If the data in this example were replicates, not repeats, the results and output would be exactly the same as the output shown above. Despite this, the results may have different practical implications depending on the sources of variability that you analyzed.

If the variability of responses differs significantly across factor settings, consider using weighted regression in Analyze Factorial Design, when you analyze the location effects of your response.

Step 2: Analyze the reduced model using maximum likelihood estimation

1    Choose Stat > DOE > Factorial > Analyze Variability.

2    In Response (standard deviations), enter StdYield.

3    Click Options.

4    Under Estimation method, choose Maximum likelihood. Click OK.

5    Click Terms.

6    Move BC from Selected Terms to Available Terms. Click OK.

7    Click Graphs.

8    Under Effects Plots, uncheck Pareto, Normal, and Half Normal.

9    Under Residual Plots, click Three in one.

10    Click OK in each dialog box.

Session window output

 

Analysis of Variability: StdYield versus Time, Temp, Catalyst

 

 

Method

 

Estimation  Maximum likelihood

 

 

Coded Coefficients for Ln(StdYield)

 

                         Ratio

Term            Effect  Effect     Coef  SE Coef  Z-Value  P-Value   VIF

Constant                         0.7024   0.0945     7.43    0.000

Time            2.0365  7.6636   1.0182   0.0945    10.78    0.000  1.00

Temp            1.1491  3.1552   0.5745   0.0945     6.08    0.000  1.00

Catalyst        0.4300  1.5373   0.2150   0.0945     2.28    0.023  1.00

Time*Temp      -0.2011  0.8178  -0.1005   0.0945    -1.06    0.287  1.00

Time*Catalyst  -0.1861  0.8302  -0.0931   0.0945    -0.98    0.325  1.00

 

 

Regression Equation in Uncoded Units

 

Ln(StdYield) = -7.34 + 0.1148 Time + 0.03237 Temp + 0.432 Catalyst - 0.000268 Time*Temp

               - 0.00620 Time*Catalyst

 

 

Alias Structure

 

Factor  Name

 

A       Time

B       Temp

C       Catalyst

 

 

Aliases

 

I

A

B

C

AB

AC

Graph window output

Interpreting the Results

After choosing an appropriate reduced model using least squares estimation, you refit the model using maximum likelihood estimation to obtain the most precise effects and coefficients. The results indicate that:

·    Time has the strongest effect at 2.0365. The ratio effect indicates that the standard deviation increases by a factor of 7.6636 when time is changed from the low to high level.

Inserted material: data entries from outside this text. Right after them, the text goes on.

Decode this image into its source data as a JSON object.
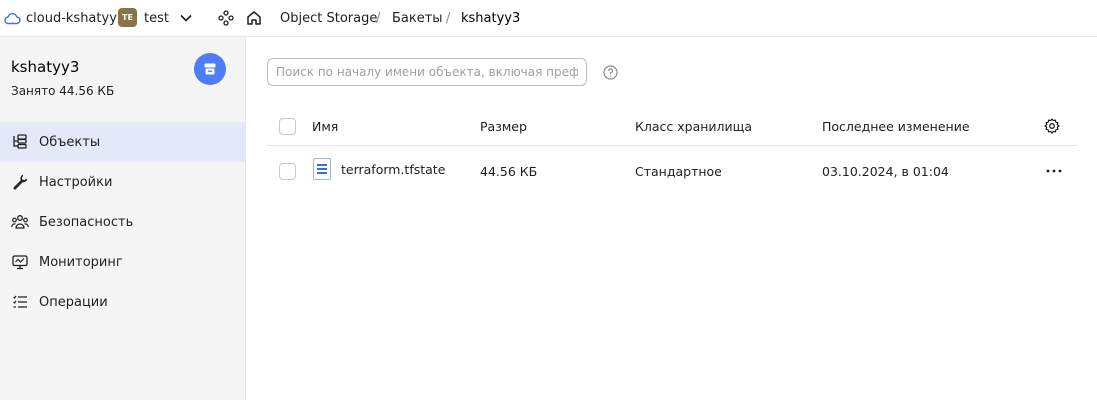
{
  "topbar": {
    "cloud_name": "cloud-kshatyy",
    "folder_badge": "TE",
    "folder_name": "test",
    "breadcrumbs": [
      "Object Storage",
      "Бакеты",
      "kshatyy3"
    ],
    "separator": "/"
  },
  "sidebar": {
    "bucket_name": "kshatyy3",
    "used": "Занято 44.56 КБ",
    "items": [
      {
        "label": "Объекты",
        "icon": "objects-icon",
        "active": true
      },
      {
        "label": "Настройки",
        "icon": "wrench-icon",
        "active": false
      },
      {
        "label": "Безопасность",
        "icon": "users-icon",
        "active": false
      },
      {
        "label": "Мониторинг",
        "icon": "monitor-icon",
        "active": false
      },
      {
        "label": "Операции",
        "icon": "list-icon",
        "active": false
      }
    ]
  },
  "search": {
    "placeholder": "Поиск по началу имени объекта, включая префикс",
    "value": ""
  },
  "table": {
    "columns": [
      "Имя",
      "Размер",
      "Класс хранилища",
      "Последнее изменение"
    ],
    "rows": [
      {
        "name": "terraform.tfstate",
        "size": "44.56 КБ",
        "storage_class": "Стандартное",
        "modified": "03.10.2024, в 01:04"
      }
    ]
  },
  "colors": {
    "accent": "#4f7df9",
    "active_nav": "#e4e9f9",
    "folder_badge": "#8a7346"
  }
}
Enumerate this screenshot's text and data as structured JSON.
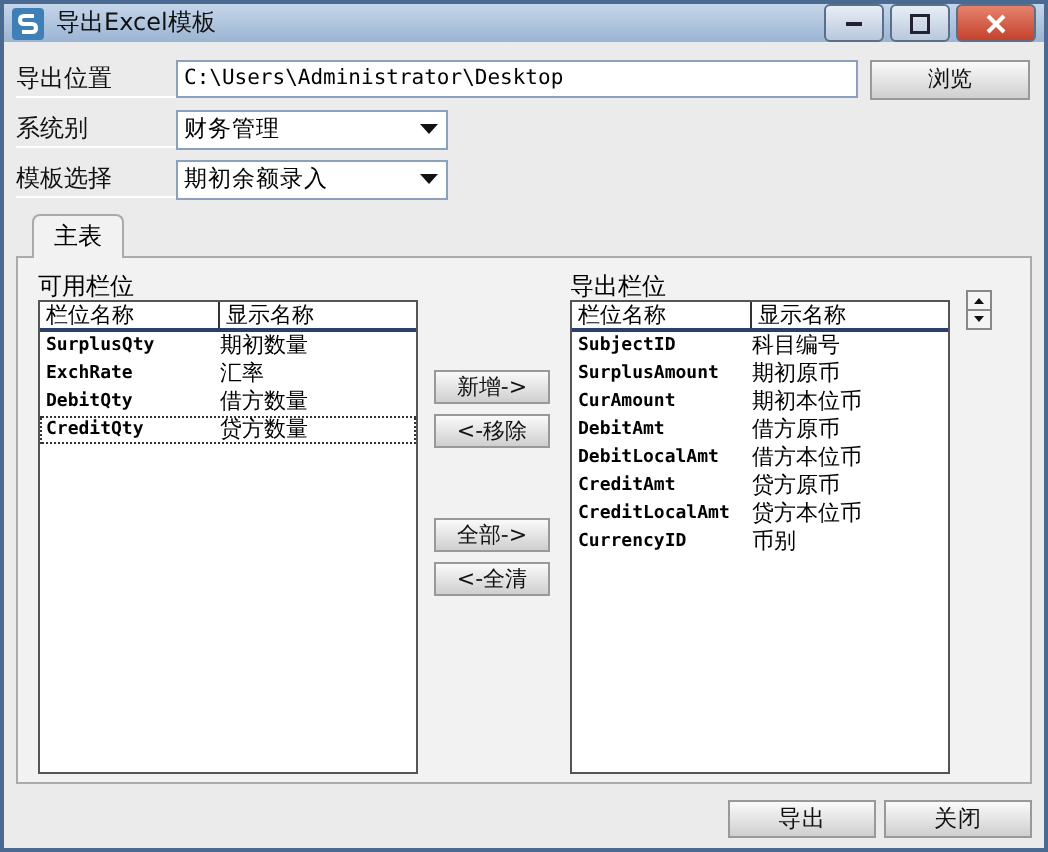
{
  "window": {
    "title": "导出Excel模板"
  },
  "form": [
    {
      "kind": "text",
      "label": "导出位置",
      "value": "C:\\Users\\Administrator\\Desktop",
      "button": "浏览"
    },
    {
      "kind": "select",
      "label": "系统别",
      "value": "财务管理"
    },
    {
      "kind": "select",
      "label": "模板选择",
      "value": "期初余额录入"
    }
  ],
  "tabs": [
    {
      "label": "主表",
      "selected": true
    }
  ],
  "available": {
    "title": "可用栏位",
    "columns": [
      "栏位名称",
      "显示名称"
    ],
    "rows": [
      {
        "field": "SurplusQty",
        "display": "期初数量",
        "selected": false
      },
      {
        "field": "ExchRate",
        "display": "汇率",
        "selected": false
      },
      {
        "field": "DebitQty",
        "display": "借方数量",
        "selected": false
      },
      {
        "field": "CreditQty",
        "display": "贷方数量",
        "selected": true
      }
    ]
  },
  "move_buttons": [
    "新增->",
    "<-移除",
    "全部->",
    "<-全清"
  ],
  "exported": {
    "title": "导出栏位",
    "columns": [
      "栏位名称",
      "显示名称"
    ],
    "rows": [
      {
        "field": "SubjectID",
        "display": "科目编号",
        "selected": false
      },
      {
        "field": "SurplusAmount",
        "display": "期初原币",
        "selected": false
      },
      {
        "field": "CurAmount",
        "display": "期初本位币",
        "selected": false
      },
      {
        "field": "DebitAmt",
        "display": "借方原币",
        "selected": false
      },
      {
        "field": "DebitLocalAmt",
        "display": "借方本位币",
        "selected": false
      },
      {
        "field": "CreditAmt",
        "display": "贷方原币",
        "selected": false
      },
      {
        "field": "CreditLocalAmt",
        "display": "贷方本位币",
        "selected": false
      },
      {
        "field": "CurrencyID",
        "display": "币别",
        "selected": false
      }
    ]
  },
  "buttons": [
    "导出",
    "关闭"
  ]
}
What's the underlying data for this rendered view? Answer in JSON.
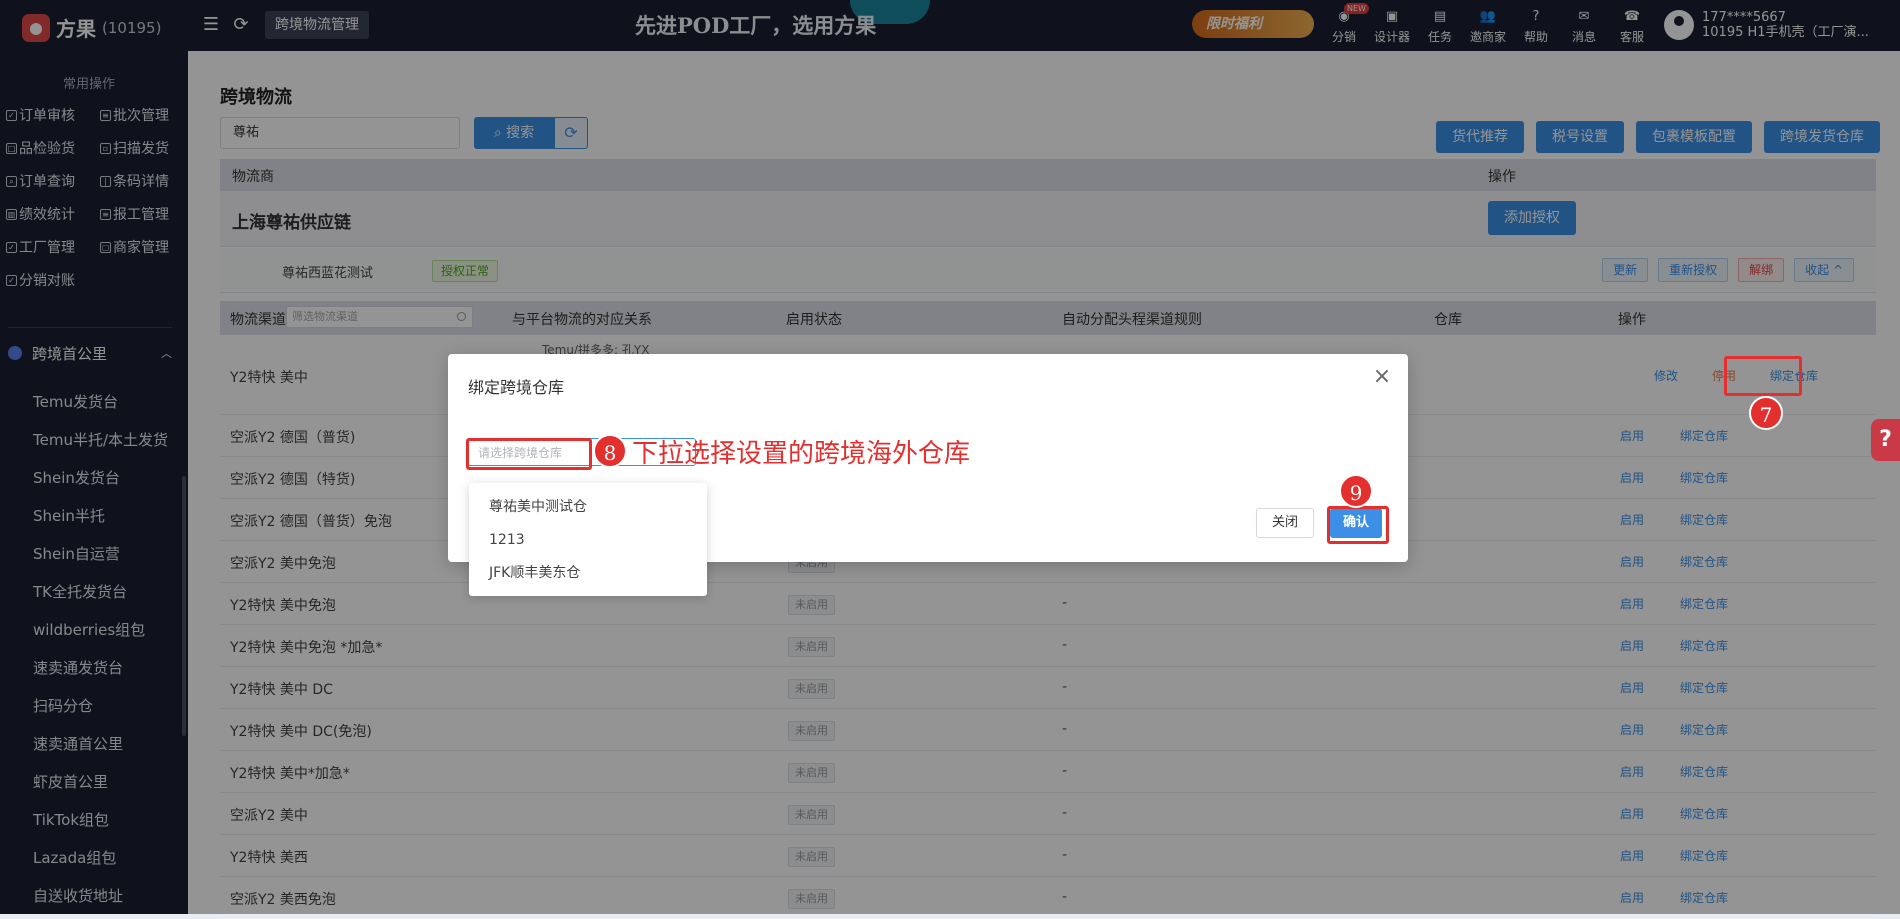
{
  "topbar": {
    "logo_name": "方果",
    "logo_id": "(10195)",
    "module_tag": "跨境物流管理",
    "slogan": "先进POD工厂，选用方果",
    "promo": "限时福利",
    "nav": [
      {
        "label": "分销",
        "icon": "share-icon",
        "badge": "NEW"
      },
      {
        "label": "设计器",
        "icon": "image-icon"
      },
      {
        "label": "任务",
        "icon": "task-icon"
      },
      {
        "label": "邀商家",
        "icon": "users-icon"
      },
      {
        "label": "帮助",
        "icon": "help-icon"
      },
      {
        "label": "消息",
        "icon": "message-icon"
      },
      {
        "label": "客服",
        "icon": "service-icon"
      }
    ],
    "user_phone": "177****5667",
    "user_shop": "10195 H1手机壳（工厂演..."
  },
  "sidebar": {
    "section_title": "常用操作",
    "quick": [
      "订单审核",
      "批次管理",
      "品检验货",
      "扫描发货",
      "订单查询",
      "条码详情",
      "绩效统计",
      "报工管理",
      "工厂管理",
      "商家管理",
      "分销对账"
    ],
    "group": "跨境首公里",
    "submenu": [
      "Temu发货台",
      "Temu半托/本土发货",
      "Shein发货台",
      "Shein半托",
      "Shein自运营",
      "TK全托发货台",
      "wildberries组包",
      "速卖通发货台",
      "扫码分仓",
      "速卖通首公里",
      "虾皮首公里",
      "TikTok组包",
      "Lazada组包",
      "自送收货地址"
    ]
  },
  "main": {
    "title": "跨境物流",
    "search_value": "尊祐",
    "search_btn": "搜索",
    "top_buttons": [
      "货代推荐",
      "税号设置",
      "包裹模板配置",
      "跨境发货仓库"
    ],
    "head1": {
      "col1": "物流商",
      "col2": "操作"
    },
    "vendor": "上海尊祐供应链",
    "add_auth": "添加授权",
    "account": "尊祐西蓝花测试",
    "auth_status": "授权正常",
    "sub_buttons": [
      "更新",
      "重新授权",
      "解绑",
      "收起 ^"
    ],
    "columns": [
      "物流渠道",
      "与平台物流的对应关系",
      "启用状态",
      "自动分配头程渠道规则",
      "仓库",
      "操作"
    ],
    "channel_filter_placeholder": "筛选物流渠道",
    "first_row": {
      "name": "Y2特快 美中",
      "mapping": "Temu/拼多多: 孔YX",
      "edit": "修改",
      "stop": "停用",
      "bind": "绑定仓库"
    },
    "rows": [
      {
        "name": "空派Y2 德国（普货)",
        "status": "",
        "dash": ""
      },
      {
        "name": "空派Y2 德国（特货)",
        "status": "",
        "dash": ""
      },
      {
        "name": "空派Y2 德国（普货）免泡",
        "status": "",
        "dash": ""
      },
      {
        "name": "空派Y2 美中免泡",
        "status": "未启用",
        "dash": "-"
      },
      {
        "name": "Y2特快 美中免泡",
        "status": "未启用",
        "dash": "-"
      },
      {
        "name": "Y2特快 美中免泡 *加急*",
        "status": "未启用",
        "dash": "-"
      },
      {
        "name": "Y2特快 美中 DC",
        "status": "未启用",
        "dash": "-"
      },
      {
        "name": "Y2特快 美中 DC(免泡)",
        "status": "未启用",
        "dash": "-"
      },
      {
        "name": "Y2特快 美中*加急*",
        "status": "未启用",
        "dash": "-"
      },
      {
        "name": "空派Y2 美中",
        "status": "未启用",
        "dash": "-"
      },
      {
        "name": "Y2特快 美西",
        "status": "未启用",
        "dash": "-"
      },
      {
        "name": "空派Y2 美西免泡",
        "status": "未启用",
        "dash": "-"
      }
    ],
    "row_link_enable": "启用",
    "row_link_bind": "绑定仓库"
  },
  "modal": {
    "title": "绑定跨境仓库",
    "select_placeholder": "请选择跨境仓库",
    "options": [
      "尊祐美中测试仓",
      "1213",
      "JFK顺丰美东仓"
    ],
    "close_btn": "关闭",
    "ok_btn": "确认"
  },
  "annotations": {
    "step7": "7",
    "step8": "8",
    "step9": "9",
    "hint": "下拉选择设置的跨境海外仓库"
  },
  "colors": {
    "primary": "#3b8fe6",
    "annotation": "#e42f2f",
    "sidebar": "#1b2033"
  }
}
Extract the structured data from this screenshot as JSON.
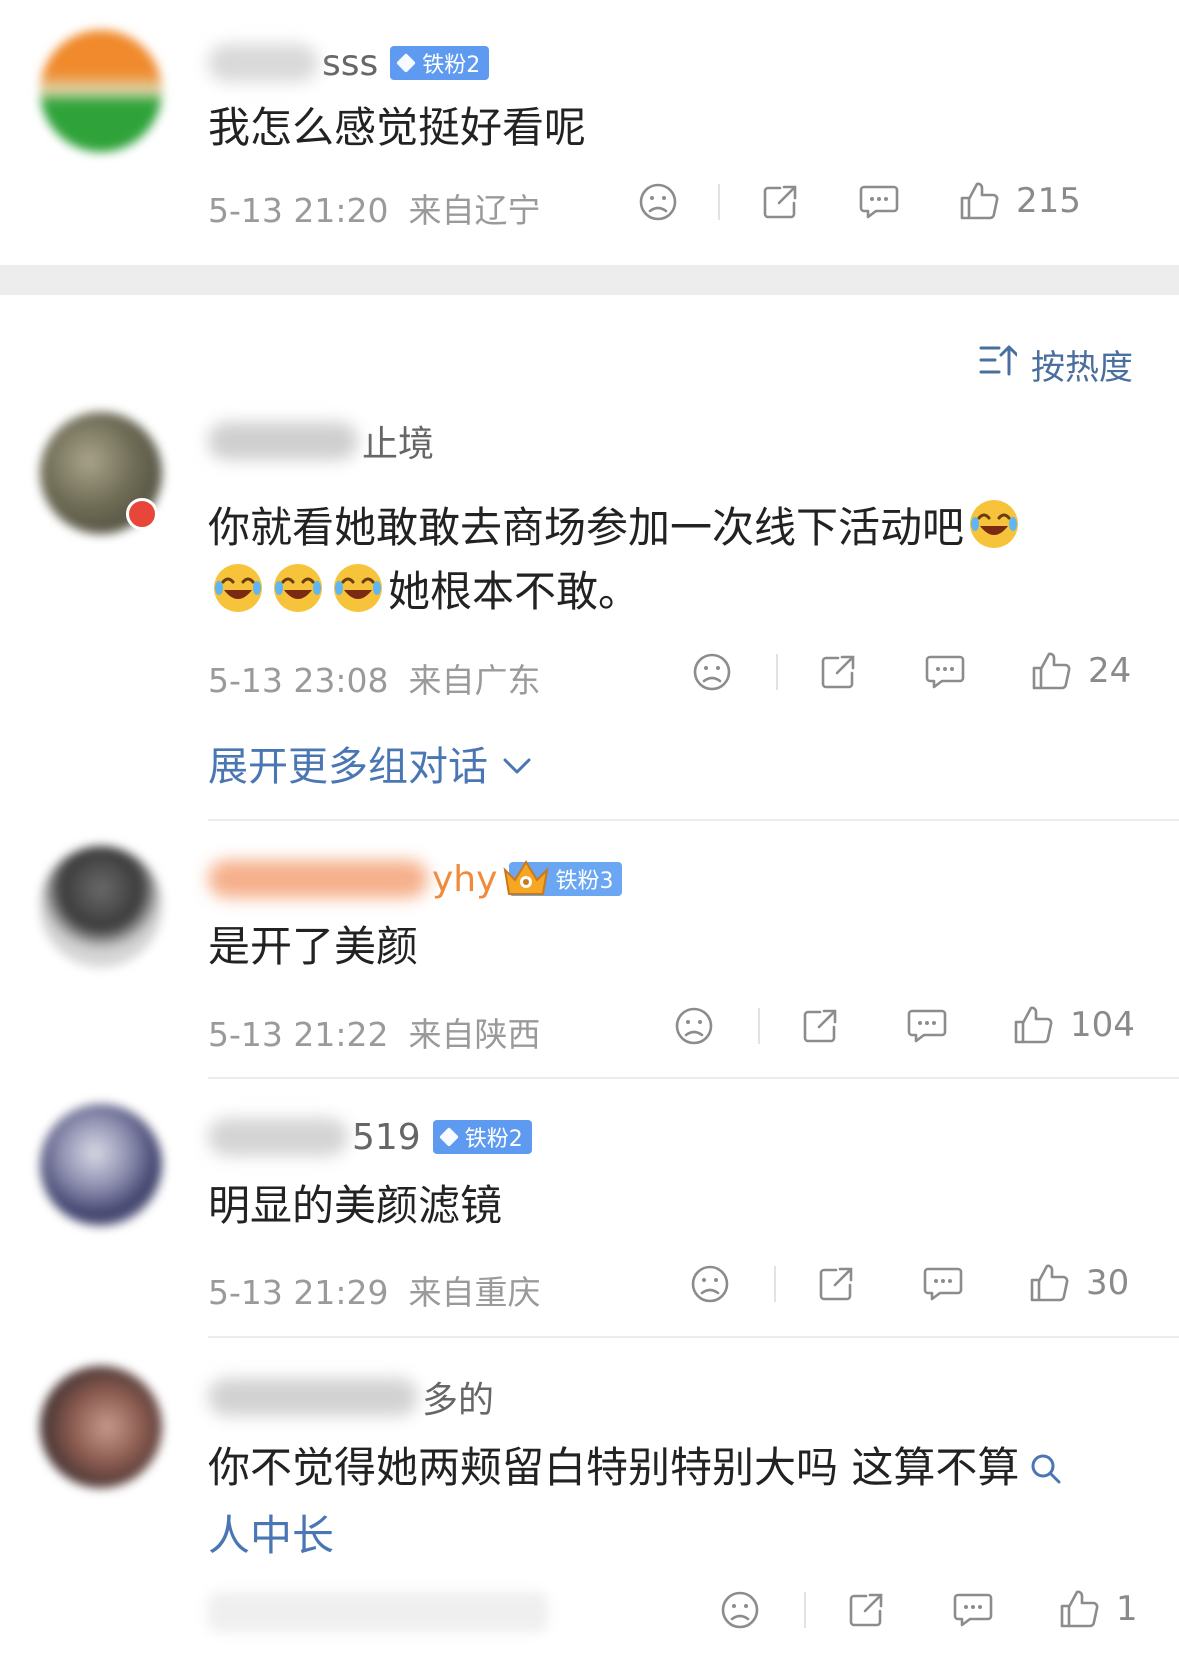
{
  "colors": {
    "link": "#4a77b3",
    "meta_text": "#9a9a9a",
    "badge_blue": "#5e9bf0",
    "emoji_yellow": "#f6c33a"
  },
  "sort": {
    "label": "按热度",
    "icon": "sort-icon"
  },
  "expand": {
    "label": "展开更多组对话",
    "icon": "chevron-down-icon"
  },
  "comments": [
    {
      "username_visible": "sss",
      "badge": "铁粉2",
      "text": "我怎么感觉挺好看呢",
      "time": "5-13 21:20",
      "location": "来自辽宁",
      "likes": "215"
    },
    {
      "username_visible": "止境",
      "badge": "",
      "text_line1": "你就看她敢敢去商场参加一次线下活动吧",
      "text_line2": "她根本不敢。",
      "time": "5-13 23:08",
      "location": "来自广东",
      "likes": "24"
    },
    {
      "username_visible": "yhy",
      "badge": "铁粉3",
      "text": "是开了美颜",
      "time": "5-13 21:22",
      "location": "来自陕西",
      "likes": "104"
    },
    {
      "username_visible": "519",
      "badge": "铁粉2",
      "text": "明显的美颜滤镜",
      "time": "5-13 21:29",
      "location": "来自重庆",
      "likes": "30"
    },
    {
      "username_visible": "多的",
      "badge": "",
      "text_line1": "你不觉得她两颊留白特别特别大吗 这算不算",
      "text_line2_link": "人中长",
      "likes": "1"
    }
  ]
}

·    Temperature has the next strongest effect at 1.1491. The ratio effect indicates that the standard deviation increases by a factor of 3.1552 when temperature is changed from the low to high level.

·    Catalyst has the smallest main effect at .4300. The ratio effect indicates that the standard deviation increases by a factor of 1.5373 when catalyst is changed from the low to high level.

The interactions are not statistically significant at the 0.05 a-level. The interactions remain in the model because the p-values from the least squares estimation are more reliable.

The residuals plots show no evidence of patterns or outliers.

Note

If the data in this example were replicates, not repeats, the results and output would be exactly the same as the output shown above. Despite this, the results may have different practical implications depending on the sources of variability that you analyzed.

If you plan on analyzing the means of the data in Analyze Factorial Design, you may want to consider storing weights to adjust for the differences in variance among factor levels.